Susan Brooks, a state public defender administrator, said what troubles her is the precedent being challenged — the defense as an independent entity.

Now in competition with other court programs, Brooks said clients might see effects of potential funding shortfalls firsthand.

“I do worry that if indigent defense is reduced to just another court program and has to compete with the court programs, the clients will suffer because there’s nobody else really looking out for them,” she said.

Andrew Wells, deputy attorney general for UNC’s honor system and an aspiring public defender, said those who require a public defender are a very convenient population to disempower and assume guilty — given frequent guilty verdicts.

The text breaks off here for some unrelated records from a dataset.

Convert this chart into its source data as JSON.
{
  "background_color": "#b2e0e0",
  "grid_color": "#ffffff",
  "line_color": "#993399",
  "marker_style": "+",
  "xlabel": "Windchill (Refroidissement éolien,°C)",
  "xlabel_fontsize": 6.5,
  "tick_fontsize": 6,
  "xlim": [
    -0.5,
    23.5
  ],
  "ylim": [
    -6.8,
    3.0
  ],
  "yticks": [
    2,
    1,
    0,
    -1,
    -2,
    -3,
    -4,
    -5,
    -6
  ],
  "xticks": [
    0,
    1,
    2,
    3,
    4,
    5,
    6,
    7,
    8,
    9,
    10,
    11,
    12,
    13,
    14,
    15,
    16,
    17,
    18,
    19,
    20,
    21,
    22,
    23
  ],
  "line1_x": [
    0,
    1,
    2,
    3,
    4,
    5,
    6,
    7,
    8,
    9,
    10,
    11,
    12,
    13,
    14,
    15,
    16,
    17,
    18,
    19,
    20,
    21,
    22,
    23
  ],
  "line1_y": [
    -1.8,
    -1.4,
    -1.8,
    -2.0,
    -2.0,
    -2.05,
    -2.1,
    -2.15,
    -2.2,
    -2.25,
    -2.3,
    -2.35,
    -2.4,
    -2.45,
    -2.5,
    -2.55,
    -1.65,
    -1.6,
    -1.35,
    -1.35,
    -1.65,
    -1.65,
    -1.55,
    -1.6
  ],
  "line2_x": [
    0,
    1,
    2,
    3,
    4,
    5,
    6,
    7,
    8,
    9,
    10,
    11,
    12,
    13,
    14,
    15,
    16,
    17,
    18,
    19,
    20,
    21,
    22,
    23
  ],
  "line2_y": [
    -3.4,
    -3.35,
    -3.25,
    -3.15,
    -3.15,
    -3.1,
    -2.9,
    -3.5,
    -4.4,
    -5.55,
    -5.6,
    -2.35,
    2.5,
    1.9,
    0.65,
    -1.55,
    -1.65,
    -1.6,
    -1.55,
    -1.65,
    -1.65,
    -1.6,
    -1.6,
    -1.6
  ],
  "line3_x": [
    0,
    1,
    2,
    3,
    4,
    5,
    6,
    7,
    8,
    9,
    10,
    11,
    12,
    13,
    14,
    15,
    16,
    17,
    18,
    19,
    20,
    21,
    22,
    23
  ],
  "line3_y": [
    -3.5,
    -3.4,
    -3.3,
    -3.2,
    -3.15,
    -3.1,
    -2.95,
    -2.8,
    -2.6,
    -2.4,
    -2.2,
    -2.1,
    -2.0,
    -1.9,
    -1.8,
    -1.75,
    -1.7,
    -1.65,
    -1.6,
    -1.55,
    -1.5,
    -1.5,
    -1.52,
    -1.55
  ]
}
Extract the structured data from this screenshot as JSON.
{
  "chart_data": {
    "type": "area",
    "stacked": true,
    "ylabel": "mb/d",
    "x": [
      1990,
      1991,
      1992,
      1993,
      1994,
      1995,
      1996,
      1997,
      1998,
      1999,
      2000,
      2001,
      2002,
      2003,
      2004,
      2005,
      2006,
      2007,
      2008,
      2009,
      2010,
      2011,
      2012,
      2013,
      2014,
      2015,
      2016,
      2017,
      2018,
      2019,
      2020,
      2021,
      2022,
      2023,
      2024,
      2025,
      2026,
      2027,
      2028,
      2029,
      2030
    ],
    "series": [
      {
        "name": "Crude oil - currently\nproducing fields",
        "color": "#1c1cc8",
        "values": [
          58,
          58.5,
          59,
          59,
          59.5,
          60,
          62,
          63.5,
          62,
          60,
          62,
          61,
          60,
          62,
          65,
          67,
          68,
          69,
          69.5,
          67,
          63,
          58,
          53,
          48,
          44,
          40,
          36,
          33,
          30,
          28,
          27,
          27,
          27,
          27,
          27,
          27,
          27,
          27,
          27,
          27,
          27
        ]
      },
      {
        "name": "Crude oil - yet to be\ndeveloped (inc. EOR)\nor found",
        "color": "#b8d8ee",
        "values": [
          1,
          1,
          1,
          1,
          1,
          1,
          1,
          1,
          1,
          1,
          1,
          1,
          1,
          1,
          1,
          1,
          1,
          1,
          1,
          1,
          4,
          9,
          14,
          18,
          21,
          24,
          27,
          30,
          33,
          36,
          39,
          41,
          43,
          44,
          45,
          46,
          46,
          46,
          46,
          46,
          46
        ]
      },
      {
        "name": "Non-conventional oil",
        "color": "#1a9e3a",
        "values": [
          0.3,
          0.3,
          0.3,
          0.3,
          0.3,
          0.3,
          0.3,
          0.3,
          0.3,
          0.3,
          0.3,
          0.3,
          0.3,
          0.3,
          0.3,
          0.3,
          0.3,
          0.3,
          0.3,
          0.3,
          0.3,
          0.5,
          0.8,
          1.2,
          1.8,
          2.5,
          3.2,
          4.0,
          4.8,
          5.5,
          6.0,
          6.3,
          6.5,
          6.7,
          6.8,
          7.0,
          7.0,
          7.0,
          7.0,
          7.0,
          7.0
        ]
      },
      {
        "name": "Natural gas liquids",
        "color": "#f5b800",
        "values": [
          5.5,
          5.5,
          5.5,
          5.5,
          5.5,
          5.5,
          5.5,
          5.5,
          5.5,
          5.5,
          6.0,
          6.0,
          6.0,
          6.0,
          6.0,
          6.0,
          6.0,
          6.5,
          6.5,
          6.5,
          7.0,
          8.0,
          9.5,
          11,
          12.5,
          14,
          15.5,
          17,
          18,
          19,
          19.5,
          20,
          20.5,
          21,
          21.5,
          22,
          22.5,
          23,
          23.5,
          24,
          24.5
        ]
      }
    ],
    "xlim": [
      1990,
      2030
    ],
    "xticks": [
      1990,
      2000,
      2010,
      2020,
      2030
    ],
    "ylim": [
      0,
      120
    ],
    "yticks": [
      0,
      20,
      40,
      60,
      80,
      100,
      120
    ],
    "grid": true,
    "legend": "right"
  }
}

“It’s more inconvenient to assert that the people who are trying to defend them­ — regardless of their intentions — are overworked, overburdened, understaffed,” he said.

Maher said factors like salary have driven many young public defenders to take second jobs to pay off law school debt.

“People don’t go into this work for money, but you’ve got to make a living on it,” he said. “And if you can’t, then people have to cut corners on their appointed work to spend more time on retained work.”

To improve representation, Engstrom suggested a public defender voucher system, not unlike the state’s private school vouchers. Then, he said defendants could choose any public defender or attorney they deem the most experienced.

“Instead of government throwing a lawyer at you, (vouchers) give you the power to choose which lawyer you have representing you,” he said.

Maher said ultimately you can’t underfund a system and not expect to see changes.

“Paying for public defense is always a battle,” he said. “It’s never the most popular thing and that’s sad because I think it’s incredibly important.”